"Tell us now! I'm the sort that can't wait," said she.
The benignity of Mr. Pelly's face as he replied to her was a sight to be seen.
"The Herr Professor thinks it is quite clear that this young man, on his arrival at the Palace of the great noble whose wife he was to paint, fell in love with some girl of her retinue, possibly having recognised some friend of early childhood; and that the Duchess fell in love with him. Naturally—because we must bear in mind this was in the Middle Ages, or nearly—jealousy would prompt assassination of one or both of the young lovers...."
"But who was the Old Devil? That's what I want to know."
"Evidently the wicked Duchess herself."
"What did she want to have her portrait painted for if she was old?"
"The Herr Professor conjectures that the reason our young painter remained stupefied when he first saw the Duchess was that she turned out not to be young at all, but old and repulsive." Madeline looked doubtful. "Then the idea was that the Duchess personally conducted the examination of the girl—caught the two young people spooneying, and had her murdered on the spot. And that the young man thereon went straight for her throat. After which she naturally felt that it would be difficult to get on a tender footing with him, as she had wished to do, and had him consigned to a dungeon for life."
Madeline disagreed. "No," said she, "I don't think the Professor's at all a good theory. Mine's better. Go on reading. I'll tell you mine presently."
Mr. Pelly refound his place and went on reading.
"'... Had my grip on the Old Devil's throat. And also I had felt his approval in his hands as he helped to bear me away from the Stanza delle Quattro Corone, though my senses failed too fast for me to understand what he said to his comrade.
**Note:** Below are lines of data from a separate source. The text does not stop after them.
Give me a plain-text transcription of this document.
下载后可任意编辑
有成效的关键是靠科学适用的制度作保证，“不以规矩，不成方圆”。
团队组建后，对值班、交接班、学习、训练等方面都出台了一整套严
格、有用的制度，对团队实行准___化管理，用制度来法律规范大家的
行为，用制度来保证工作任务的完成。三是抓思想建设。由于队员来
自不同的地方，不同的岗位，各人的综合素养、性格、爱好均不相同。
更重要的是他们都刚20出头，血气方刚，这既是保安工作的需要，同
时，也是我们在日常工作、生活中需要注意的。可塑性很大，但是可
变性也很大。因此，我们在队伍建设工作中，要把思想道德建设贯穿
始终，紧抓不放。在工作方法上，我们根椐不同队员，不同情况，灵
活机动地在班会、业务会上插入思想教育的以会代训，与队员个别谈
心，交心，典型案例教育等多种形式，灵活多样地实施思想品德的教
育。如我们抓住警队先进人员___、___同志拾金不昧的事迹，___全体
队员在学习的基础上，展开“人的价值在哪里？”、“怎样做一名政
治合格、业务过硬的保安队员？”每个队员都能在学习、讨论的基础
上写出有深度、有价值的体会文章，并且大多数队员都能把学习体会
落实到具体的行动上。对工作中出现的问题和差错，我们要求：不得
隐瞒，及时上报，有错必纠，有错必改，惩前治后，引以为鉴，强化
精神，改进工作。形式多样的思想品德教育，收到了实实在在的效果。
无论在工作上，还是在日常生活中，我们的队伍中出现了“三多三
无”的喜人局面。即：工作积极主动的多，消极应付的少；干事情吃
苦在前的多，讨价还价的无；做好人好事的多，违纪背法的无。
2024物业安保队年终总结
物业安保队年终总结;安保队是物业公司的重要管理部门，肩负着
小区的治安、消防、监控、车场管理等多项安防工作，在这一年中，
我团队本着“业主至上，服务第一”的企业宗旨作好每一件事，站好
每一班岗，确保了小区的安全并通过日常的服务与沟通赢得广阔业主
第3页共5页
Yet I thought, too, it sounded like "Un bel giovane per Bacco!" So when at last I was unbound, and stood in the forecourt of a great castle in the middle of a group of men, some of whom had torches—for it was then well on into the night—and dogs that I had heard barking through the last short half-hour of our approach up the steep and stony ascent to the great gates that had now clanged to, as I judged then, for my last passage through them either way—I, though stiff and in pain, and in a kind of dumb stupor as I stood there, could still resolve a little in my mind what might even now be done to help me in my plight.